Some increasing of Bacterial Vaginosis are: multiple or new sexual partners, intrauterine devices for contraception, recent antibiotic use, vaginal douching, and cigarette smoking. Examining the vaginal discharge under the microscope can help distinguish bacterial vaginosis from yeast vagiitis (vaginal yeast infection, Candidiasis) and trichomonaisis (a type of sexually-transmitted infection). A sign of bacterial vaginosis under the microscope is a vaginal cell called a clue cell.

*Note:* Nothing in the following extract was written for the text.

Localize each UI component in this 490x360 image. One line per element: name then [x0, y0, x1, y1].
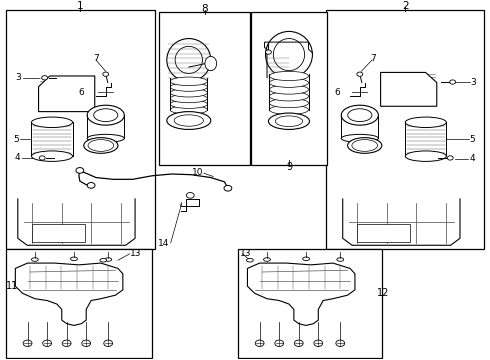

Clue cells are vaginal cells covered with bacteria and are believed to be the most reliable evidence of bacterial vaginosis. In addition to clue cells, women with bacterial vaginosis have fewer of the normal vaginal bacteria, called lactobacilli. A vaginal pH greater than 4. 5 is also suggestive of bacterial vaginosis. Almost 1/3 of cases of bacterial vaginosis may resolve on their own, it is recommended that medical treatment be given if symptoms are present or during pregnancy to avoid the development of complications.

Antibiotics are the recommended treatment for bacterial vaginosis. A few antibiotic remedies are routinely used. Metronidazole (Flagyl) taken by either oral (pill) form or by vaginal Metronidazale gel (Metrogel) is an effective cure. The oral metronidazole can cause some minor but unpleasant side effects, but is believed to be the most effective treatment. The gels do not typically cause side effects, although yeast vaginitis can occur as a side effect of the medication.